Condensed Matter Seminar Series

Natalia Ares

Natalia Ares Group, Materials Department, University of Oxford, UK

Quantum device measurement and tuning using machine learning

Fulfilling the promise of quantum technologies requires the ability to operate many devices; fault-tolerant factorization using a surface code will require ~108 physical qubits. A long-term approach, based on the success of integrated circuits, is to use solid-state qubit devices. A major obstacle to creating large circuits in this platform is device variability. It is very time consuming to fully characterize and tune each of these devices and this task will rapidly become intractable for humans without the aid of automation.

I will present efficient measurements on a quantum dot performed in real time by a machine learning algorithm. This algorithm employs a probabilistic deep-generative model, capable of generating multiple full-resolution reconstructions from scattered partial measurements. Information theory is used to select the most informative measurements to perform next (Fig.1). The algorithm outperforms standard grid scan techniques in different measurement configurations, reducing the number of measurements required by up to 4 times.

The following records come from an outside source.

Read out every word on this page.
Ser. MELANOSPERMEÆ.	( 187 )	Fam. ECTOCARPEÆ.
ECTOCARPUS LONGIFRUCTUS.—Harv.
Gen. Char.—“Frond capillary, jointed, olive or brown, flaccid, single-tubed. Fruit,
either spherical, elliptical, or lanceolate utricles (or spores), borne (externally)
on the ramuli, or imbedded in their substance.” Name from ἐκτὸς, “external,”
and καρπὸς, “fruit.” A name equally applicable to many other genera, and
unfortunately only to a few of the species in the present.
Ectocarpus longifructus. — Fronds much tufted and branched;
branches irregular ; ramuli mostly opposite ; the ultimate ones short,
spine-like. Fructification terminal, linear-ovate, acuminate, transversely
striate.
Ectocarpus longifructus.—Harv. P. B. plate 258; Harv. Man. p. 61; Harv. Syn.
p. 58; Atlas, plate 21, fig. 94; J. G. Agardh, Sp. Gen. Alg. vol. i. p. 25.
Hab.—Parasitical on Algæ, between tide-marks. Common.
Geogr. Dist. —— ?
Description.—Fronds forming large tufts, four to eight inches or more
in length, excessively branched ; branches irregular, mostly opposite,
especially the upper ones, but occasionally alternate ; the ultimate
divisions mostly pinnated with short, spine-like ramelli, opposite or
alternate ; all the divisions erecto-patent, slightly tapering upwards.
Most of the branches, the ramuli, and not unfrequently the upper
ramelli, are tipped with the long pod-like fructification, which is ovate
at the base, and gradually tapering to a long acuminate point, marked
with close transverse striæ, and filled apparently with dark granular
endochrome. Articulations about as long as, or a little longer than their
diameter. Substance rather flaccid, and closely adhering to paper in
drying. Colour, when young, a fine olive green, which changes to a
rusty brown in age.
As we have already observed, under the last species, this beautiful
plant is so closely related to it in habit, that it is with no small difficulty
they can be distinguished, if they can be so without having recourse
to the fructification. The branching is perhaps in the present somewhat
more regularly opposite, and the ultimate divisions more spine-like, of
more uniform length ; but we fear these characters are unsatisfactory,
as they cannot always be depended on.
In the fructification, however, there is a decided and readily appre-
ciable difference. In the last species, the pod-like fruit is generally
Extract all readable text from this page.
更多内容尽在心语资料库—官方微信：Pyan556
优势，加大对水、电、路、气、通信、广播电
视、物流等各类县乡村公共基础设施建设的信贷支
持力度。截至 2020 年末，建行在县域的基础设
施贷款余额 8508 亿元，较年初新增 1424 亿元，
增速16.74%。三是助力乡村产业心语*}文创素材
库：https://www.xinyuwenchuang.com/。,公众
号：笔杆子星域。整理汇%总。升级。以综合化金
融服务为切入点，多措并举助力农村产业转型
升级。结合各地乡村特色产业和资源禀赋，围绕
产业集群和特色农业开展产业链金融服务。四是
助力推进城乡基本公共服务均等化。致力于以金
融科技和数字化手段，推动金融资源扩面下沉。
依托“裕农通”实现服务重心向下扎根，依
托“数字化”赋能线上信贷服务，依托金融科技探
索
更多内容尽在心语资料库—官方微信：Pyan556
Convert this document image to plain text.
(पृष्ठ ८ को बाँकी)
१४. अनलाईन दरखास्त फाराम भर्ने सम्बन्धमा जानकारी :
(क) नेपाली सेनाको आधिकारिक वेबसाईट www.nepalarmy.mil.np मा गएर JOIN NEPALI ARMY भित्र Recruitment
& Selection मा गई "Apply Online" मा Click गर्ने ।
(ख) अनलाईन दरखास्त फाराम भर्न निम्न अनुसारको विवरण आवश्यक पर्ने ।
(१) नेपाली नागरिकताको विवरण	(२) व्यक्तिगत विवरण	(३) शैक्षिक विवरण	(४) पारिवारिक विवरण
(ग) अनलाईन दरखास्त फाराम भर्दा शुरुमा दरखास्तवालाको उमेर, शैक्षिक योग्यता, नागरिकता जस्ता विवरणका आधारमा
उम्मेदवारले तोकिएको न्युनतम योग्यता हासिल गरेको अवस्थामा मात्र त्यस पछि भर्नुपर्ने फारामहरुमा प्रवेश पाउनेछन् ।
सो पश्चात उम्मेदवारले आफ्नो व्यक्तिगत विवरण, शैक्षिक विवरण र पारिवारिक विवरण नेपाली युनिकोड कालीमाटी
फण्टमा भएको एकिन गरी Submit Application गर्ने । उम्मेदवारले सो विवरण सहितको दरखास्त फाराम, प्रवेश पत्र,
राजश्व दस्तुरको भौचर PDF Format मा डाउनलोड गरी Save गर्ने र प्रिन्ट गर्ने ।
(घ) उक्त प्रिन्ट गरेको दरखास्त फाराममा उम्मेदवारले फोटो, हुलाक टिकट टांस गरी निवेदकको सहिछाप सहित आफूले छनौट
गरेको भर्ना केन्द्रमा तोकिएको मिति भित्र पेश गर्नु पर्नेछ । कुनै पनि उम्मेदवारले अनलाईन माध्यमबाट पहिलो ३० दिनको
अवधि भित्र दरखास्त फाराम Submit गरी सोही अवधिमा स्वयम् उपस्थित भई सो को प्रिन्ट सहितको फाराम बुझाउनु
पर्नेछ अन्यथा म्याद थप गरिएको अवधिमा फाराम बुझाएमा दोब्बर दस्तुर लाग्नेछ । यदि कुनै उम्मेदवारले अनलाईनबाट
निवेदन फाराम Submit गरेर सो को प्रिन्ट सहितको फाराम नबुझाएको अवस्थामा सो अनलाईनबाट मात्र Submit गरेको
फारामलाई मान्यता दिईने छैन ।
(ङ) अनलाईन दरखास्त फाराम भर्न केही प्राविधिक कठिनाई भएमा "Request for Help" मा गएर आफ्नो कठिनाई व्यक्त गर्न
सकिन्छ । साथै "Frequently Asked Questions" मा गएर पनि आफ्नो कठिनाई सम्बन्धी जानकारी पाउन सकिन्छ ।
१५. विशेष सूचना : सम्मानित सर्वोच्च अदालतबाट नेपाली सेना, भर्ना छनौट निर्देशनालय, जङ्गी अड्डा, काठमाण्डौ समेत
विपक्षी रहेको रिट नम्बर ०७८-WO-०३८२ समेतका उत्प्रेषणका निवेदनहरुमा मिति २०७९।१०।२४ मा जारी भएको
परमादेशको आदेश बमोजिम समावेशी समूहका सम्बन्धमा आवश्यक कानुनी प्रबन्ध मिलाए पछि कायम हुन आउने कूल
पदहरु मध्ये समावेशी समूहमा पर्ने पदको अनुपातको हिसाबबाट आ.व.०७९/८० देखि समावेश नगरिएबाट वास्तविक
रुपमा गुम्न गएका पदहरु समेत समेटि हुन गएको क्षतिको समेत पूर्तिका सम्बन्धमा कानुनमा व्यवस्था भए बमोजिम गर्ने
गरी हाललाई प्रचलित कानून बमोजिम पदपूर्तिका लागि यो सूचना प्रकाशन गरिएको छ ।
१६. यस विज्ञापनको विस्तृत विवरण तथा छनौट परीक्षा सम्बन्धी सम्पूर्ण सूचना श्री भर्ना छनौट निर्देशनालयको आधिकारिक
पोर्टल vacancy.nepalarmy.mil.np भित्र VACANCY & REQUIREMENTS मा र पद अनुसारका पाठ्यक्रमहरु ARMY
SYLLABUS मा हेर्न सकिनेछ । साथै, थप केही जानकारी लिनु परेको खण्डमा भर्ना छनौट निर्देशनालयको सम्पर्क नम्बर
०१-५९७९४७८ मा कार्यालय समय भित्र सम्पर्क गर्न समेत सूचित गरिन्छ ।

I will also show the use of Bayesian optimisation to tune quantum dot devices. By generating a score function, we can efficiently navigate a multi-dimensional parameter space. We tune the device to the single-electron tunnelling regime with no previous knowledge of the device characteristics in less than a thousandth part of the time that it requires manually.

 

Figure 1. With training and sparse initial measurements, the machine computes an information gain map (i), on the basis of which it decides the next measurements to be performed (ii), and it updates the reconstructions, which are guesses of how the stability diagram might look like (iii). The reconstructions resemble more the full-resolution measurement (iv) with each measurement. White regions correspond to constant current, which carry little information and which the algorithm wisely avoids.